Apenas alguns historiadores lembraram que o diamante, que pesava 190,3 quilates métricos quando chegou na Grã-Bretanha, tinha tido pelo menos duas irmãs comparáveis no tesouro Mughal – o Darya-i-Noor, ou Mar de Luz, agora em Teerã (hoje estimado em 175-195 quilates métricos), e o Grande Diamante Mughal, acreditado pela maioria dos gemólogos modernos como sendo o diamante Orlov (189.9 quilates métricos), hoje parte do ceptro imperial russo de Catarina, a Grande, no Kremlin.

Koh-i-Noor significa ‘Montanha de Luz’ mas a sua passagem pelo mundo foi marcada com actos de escuridão notável

Foi no início do século XIX, quando o Koh-i-Noor alcançou o Punjab e as mãos do marajá Sikh maharaja Ranjit Singh, que o diamante começou a alcançar a sua fama e celebridade preeminente. Isto foi em parte o resultado da preferência do Singh pelos diamantes em vez dos rubis – um gosto que os Sikhs tendiam a partilhar com a maioria dos Hindus, mas não com os Mongóis ou Persas, que preferiam pedras grandes, não cortadas e de cores vivas.
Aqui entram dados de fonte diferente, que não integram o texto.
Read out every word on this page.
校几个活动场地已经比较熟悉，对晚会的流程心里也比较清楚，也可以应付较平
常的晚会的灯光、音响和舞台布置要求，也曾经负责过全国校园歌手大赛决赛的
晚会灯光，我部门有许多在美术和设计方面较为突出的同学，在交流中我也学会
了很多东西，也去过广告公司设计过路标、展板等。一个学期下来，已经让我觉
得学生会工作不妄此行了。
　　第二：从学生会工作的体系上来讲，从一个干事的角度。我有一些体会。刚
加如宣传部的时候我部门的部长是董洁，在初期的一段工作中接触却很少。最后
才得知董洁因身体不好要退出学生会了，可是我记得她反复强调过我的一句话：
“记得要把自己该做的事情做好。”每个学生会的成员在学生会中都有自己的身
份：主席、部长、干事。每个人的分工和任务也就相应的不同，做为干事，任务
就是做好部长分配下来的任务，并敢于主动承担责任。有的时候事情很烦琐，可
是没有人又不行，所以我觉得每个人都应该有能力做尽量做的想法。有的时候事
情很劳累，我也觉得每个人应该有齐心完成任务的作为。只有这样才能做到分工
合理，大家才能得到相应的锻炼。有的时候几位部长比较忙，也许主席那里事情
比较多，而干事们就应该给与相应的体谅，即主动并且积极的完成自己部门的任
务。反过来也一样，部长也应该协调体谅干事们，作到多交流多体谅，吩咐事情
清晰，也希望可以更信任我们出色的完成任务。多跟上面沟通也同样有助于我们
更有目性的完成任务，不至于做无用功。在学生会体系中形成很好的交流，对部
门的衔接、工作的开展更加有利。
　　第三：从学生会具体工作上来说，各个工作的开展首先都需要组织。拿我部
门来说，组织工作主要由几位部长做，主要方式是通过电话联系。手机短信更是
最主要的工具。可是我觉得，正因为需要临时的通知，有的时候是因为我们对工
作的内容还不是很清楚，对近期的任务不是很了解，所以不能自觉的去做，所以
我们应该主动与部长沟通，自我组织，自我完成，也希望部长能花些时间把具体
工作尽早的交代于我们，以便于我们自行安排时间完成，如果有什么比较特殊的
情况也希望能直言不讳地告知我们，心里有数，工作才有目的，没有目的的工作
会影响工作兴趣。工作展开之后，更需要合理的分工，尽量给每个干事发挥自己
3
O crescente status da gema também foi em parte uma consequência do rápido crescimento do preço dos diamantes em todo o mundo no início do século 19. Isto seguiu-se à invenção do “corte brilhante”, que libertou completamente o “fogo” inerente a cada diamante, e levou por sua vez à moda emergente da classe média para anéis de noivado de diamantes – um gosto que foi eventualmente refractado de volta à Índia.

O acto final da ascensão do Koh-i-Noor ao estrelato global ocorreu no rescaldo da Grande Exposição de 1851 e da enorme cobertura de imprensa que ela gerou. Em pouco tempo, enormes diamantes indianos, muitas vezes amaldiçoados, começaram a aparecer regularmente em romances vitorianos, como A Pedra da Lua de Wilkie Collins e Lothair de Benjamin Disraeli.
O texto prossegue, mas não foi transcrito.